You know me, once I get an idea in my head I just can’t shake it, probably the same reason why I have ended up with so many tattoos but this week’s obsession has been yabbies.
I have the vaguest memory sitting on the banks of a creek somewhere near Albury with my cousins, dragging up crudely made chicken-wire yabbie traps and twitching with fascination at the creatures crawling about. I don’t remember cooking them and I don’t remember peeling them but I sure do remember their sweetness. This must have been one of my first forays into the world of crustaceans and I still thank the powers that be that I wasn’t freaked out by their appearance.
I haven’t really given yabbies much thought over the years - you just don’t see them in the markets or fishmongers often. Every time you ask a monger if they have any they will guaranteed say "ah yeah, had 'em in last week" which is totally unhelpful. As for catching our own, well I have ended up with a life partner who dismisses the thought of camping before it’s even mentioned. This is highly disappointing – I’ve even begged on social media for someone to take me camping but I didn’t get any bites. Do you have any idea how much I want to recreate the Brady’s trip to the Grand Canyon and eat franks from a thermos?

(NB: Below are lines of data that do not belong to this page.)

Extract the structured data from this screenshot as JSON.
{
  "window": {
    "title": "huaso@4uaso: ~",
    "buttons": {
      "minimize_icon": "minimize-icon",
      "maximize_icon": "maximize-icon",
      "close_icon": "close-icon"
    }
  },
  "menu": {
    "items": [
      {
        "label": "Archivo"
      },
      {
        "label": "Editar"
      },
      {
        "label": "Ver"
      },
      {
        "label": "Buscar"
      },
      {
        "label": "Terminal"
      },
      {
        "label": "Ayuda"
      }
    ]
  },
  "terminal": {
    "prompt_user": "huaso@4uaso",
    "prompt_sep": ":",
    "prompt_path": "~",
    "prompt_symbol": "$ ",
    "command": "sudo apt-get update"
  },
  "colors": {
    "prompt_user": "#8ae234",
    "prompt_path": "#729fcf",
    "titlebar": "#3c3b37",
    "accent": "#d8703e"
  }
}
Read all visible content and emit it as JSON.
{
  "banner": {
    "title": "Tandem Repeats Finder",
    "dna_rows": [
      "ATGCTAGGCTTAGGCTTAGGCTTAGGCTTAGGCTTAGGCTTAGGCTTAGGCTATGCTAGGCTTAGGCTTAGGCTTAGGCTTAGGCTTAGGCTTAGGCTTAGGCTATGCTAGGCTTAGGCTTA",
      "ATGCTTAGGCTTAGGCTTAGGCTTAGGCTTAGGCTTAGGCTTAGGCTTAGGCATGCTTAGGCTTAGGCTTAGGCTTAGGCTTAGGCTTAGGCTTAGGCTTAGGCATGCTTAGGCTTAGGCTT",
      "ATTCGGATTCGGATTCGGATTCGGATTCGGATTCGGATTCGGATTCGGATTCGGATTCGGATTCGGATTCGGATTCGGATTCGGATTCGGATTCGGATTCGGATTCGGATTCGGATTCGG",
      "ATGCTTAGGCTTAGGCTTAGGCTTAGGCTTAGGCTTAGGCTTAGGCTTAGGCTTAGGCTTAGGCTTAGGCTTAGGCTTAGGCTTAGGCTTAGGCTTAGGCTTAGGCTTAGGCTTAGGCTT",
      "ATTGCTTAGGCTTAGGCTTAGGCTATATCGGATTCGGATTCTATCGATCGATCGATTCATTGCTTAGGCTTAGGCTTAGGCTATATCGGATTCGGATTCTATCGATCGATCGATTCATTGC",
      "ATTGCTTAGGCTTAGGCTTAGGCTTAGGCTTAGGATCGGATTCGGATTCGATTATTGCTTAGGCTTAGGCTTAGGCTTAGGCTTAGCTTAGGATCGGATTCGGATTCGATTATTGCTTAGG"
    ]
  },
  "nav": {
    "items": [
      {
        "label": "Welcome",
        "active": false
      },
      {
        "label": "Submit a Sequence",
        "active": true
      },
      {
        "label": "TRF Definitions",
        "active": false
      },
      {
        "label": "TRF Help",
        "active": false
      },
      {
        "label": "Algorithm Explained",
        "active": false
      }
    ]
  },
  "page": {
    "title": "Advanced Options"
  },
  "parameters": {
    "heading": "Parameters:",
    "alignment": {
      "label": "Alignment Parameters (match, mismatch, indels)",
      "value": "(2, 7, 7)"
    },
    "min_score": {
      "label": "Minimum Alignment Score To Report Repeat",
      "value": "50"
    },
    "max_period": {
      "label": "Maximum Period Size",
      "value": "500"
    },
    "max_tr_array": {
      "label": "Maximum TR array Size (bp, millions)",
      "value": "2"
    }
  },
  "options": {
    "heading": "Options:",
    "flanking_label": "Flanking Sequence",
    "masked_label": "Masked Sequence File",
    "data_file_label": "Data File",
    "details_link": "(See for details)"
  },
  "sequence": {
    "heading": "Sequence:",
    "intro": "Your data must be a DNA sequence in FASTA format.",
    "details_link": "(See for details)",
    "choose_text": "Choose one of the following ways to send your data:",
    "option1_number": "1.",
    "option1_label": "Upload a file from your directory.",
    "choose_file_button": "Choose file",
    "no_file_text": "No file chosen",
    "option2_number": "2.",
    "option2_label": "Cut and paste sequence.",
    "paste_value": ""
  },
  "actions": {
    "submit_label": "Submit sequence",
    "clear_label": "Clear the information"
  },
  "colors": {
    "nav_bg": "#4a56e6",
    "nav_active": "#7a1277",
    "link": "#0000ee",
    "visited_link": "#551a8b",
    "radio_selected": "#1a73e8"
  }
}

The yabbie obsessiveness this week came from a recipe I wanted to have a crack at – clambake. Sure, Elvis had something to do with it but I came across a picture on the Internet of potatoes, clams, corn and crawfish splayed out on a table and I just had to do it. Crawfish, crayfish, lobsters – I can’t justify that for one person’s lunch but I can justify yabbies.
I’m no expert but yabbies are freshwater crustaceans, living in the muddy beds of creeks and dams. Like most of us, they dig a little warmth and lay dormant in the cooler months hence their lack of showmanship at the fishmongers. Restrictions on numbers also make them a little inaccessible – 200 a day maximum for any commercial or private operation. I couldn’t eat 200 yabbies but would give it a bloody good crack.
I will be having a go at the clambake today (actually it will be a clamboil – thanks to Bayside council, enormous flaming holes filled with seaweed and yabbies is banned on St Kilda beach) but I couldn’t wait to turn some of these babies from blue to red so here is this little number I made for dinner: Yabbies with lime and spaghettini.
Yabbies with lime and spaghettini
Serves two for an entrée, easily doubled.
15 Minutes from woah to go
If you struggle to get yabbie tails, king prawns or scampi make a decent substitute.
10-12 freshwater yabbies
2 egg yolks
Enough pasta per person (I know this varies… you have your own measurement system)
Juice and zest of half a lime
Greatest salt you can find – I used black salt
Ground black pepper
½ teaspoon butter
Look, I don’t want to question your ethics but having spent the beginning of this year as a vegan, I struggle with ending the mortal coil of a creature’s life. However the most humane way to do this for crustaceans is kiss them on the forehead read them their last rites and place them in the freezer. They drift off to sleep, unlike us who would be whinging how bloody cold it was first. I did panic when defrosting, thinking if they come back to life I will FREAK out, but they didn’t… You can then throw them in a pot of boiling salted water for about 7-8 minutes until they turn a nice ochre colour. Take a large knife and where the tail meets the head, cut and discard head section. Similar to a prawn, peel the tail and remove the digestive tract (or as my dad used to say – ‘the poop shoot’. He was a fan of technical terms, my dad)
Boil your spaghettini in a separate pot as per directions, about 10 minutes.
Whisk together the egg yolks and lime juice until combined. Drain pasta retaining a small amount of water – this is simple as quickly tipping it into a colander and then straight back in the pot. Quickly tip the egg yolks into the pasta, add butter and continue to stir until they make a nice creamy coating on the strands – similar to how you would make a carbonara.
Throw in yabbie tails and serve on a plate or pasta bowl, season with salt and pepper and then with a microplane, shave over some lime zest. The sourness of the lime against t sweetness of the yabbie tails is AMAZING. Enjoy.